Through my practice, I have found my voice and the many forms it can take. My work expresses the sensuality that is denied in societal conversations; it is touch that is prohibited for being too provocative, the language that is too sensual. Positioning tactility, that is taken for granted, and the sensual aspects of language, that is often muted, together to provide an encounter that questions their manipulation and consumption. Layering language into an overwhelm and packaging up the physical works to mirror the expectations and regulations that are placed on the female artists and many other women by those in positions of dominance.

My work is asking you to lose yourself in a moment, to experience the sensation of contact and material, to not think but to feel; to imagine. I am aware that there is a split in my practice, multiple truths, and by combining them something more potent has emerged, questioning…
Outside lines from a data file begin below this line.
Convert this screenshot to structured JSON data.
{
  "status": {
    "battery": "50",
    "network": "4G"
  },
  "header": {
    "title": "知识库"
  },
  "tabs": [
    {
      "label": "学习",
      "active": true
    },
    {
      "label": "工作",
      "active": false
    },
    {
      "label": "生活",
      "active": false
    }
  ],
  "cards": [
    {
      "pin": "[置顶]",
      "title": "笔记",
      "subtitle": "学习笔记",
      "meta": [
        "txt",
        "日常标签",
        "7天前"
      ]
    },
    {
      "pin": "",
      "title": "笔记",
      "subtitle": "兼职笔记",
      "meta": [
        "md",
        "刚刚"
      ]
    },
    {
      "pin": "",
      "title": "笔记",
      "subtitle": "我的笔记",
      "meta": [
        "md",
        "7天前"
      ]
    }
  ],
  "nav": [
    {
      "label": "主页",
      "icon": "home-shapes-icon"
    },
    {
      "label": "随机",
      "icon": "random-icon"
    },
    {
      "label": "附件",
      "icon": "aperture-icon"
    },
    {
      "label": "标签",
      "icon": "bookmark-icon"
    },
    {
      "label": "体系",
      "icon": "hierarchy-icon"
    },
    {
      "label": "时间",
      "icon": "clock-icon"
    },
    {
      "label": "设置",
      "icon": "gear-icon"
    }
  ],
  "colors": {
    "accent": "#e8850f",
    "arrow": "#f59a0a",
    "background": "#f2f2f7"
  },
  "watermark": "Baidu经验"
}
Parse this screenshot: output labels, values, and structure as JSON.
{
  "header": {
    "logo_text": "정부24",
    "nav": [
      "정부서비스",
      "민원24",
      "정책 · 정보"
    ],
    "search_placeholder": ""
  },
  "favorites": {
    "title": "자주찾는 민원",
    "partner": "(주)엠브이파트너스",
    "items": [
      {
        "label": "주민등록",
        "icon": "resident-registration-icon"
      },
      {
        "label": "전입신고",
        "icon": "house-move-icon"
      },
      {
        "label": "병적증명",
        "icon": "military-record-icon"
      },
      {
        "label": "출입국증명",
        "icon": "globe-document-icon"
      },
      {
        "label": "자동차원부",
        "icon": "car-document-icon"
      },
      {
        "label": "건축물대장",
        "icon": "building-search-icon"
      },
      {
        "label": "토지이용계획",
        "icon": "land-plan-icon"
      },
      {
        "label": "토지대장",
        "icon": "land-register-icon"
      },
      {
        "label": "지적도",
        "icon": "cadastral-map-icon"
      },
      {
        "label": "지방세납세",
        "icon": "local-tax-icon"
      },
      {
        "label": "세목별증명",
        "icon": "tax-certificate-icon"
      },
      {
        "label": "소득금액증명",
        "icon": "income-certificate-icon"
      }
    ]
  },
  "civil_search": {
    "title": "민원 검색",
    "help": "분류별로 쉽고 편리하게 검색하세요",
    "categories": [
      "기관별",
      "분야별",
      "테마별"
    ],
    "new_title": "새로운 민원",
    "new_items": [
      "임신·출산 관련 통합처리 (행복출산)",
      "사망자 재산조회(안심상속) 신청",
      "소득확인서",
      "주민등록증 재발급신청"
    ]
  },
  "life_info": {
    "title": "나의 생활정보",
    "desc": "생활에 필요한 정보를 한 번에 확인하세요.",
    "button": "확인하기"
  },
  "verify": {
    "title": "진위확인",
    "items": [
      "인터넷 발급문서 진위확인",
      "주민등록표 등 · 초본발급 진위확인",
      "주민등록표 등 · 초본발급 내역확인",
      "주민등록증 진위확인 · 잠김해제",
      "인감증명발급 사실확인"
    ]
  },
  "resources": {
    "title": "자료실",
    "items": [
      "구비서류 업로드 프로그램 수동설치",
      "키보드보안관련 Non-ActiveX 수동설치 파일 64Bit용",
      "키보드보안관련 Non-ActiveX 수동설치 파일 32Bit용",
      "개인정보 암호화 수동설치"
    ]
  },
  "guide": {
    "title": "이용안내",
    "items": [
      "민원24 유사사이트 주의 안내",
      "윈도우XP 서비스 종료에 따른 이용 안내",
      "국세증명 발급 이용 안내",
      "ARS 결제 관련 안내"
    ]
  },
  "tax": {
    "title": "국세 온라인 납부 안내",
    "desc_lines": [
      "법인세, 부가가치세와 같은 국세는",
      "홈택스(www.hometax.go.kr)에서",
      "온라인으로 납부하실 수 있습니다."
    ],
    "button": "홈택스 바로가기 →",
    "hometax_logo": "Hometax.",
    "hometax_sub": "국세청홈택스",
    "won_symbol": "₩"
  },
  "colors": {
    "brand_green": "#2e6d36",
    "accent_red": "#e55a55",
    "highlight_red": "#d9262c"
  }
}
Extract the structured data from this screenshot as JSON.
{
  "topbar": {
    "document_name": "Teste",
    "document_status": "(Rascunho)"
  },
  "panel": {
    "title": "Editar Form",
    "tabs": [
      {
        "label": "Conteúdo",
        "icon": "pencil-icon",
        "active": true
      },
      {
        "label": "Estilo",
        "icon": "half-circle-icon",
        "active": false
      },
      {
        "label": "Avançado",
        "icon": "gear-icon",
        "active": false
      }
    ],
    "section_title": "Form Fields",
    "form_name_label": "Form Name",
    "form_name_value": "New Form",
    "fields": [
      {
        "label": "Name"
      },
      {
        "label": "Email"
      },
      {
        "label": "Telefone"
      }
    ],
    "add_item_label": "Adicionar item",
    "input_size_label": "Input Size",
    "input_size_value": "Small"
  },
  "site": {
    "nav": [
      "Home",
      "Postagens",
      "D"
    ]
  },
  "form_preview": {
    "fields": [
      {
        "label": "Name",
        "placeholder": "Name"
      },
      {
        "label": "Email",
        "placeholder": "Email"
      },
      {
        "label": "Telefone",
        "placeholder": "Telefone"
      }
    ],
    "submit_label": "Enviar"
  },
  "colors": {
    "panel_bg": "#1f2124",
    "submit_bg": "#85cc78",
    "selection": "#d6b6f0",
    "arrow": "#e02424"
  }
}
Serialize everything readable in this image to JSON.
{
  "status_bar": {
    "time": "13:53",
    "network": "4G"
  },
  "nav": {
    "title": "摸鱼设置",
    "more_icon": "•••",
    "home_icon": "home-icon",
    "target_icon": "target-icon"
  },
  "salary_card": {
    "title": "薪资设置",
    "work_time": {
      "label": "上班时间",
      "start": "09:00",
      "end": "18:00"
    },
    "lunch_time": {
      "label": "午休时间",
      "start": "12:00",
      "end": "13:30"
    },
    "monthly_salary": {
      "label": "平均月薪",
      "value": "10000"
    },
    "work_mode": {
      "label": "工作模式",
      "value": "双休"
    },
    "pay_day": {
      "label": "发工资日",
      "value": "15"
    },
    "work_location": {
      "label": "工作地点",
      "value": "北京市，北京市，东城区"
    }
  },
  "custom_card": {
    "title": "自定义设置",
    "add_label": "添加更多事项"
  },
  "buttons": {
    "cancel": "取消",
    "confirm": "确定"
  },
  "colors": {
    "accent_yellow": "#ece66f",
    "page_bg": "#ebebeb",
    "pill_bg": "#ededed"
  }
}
I feel that my practice is quiet and unassuming, and I’m okay with that; it's easily overlooked as many women are. The agency is alive in the desire to share the work and subtly knock down the layers of women's suppression inherent in art theory and critique. Word by word, layer by layer, building a body of work, a catalogue, a tome of tablets; paper and performance that allow self-expression and the opening of opportunities for other women to allow freedom into their lives. Art and language combined are the tools to break boundaries, open eyes and change thinking; quietly and unassumingly. A ladder of language and material to climb out of the suppression, so large that it can not be ignored.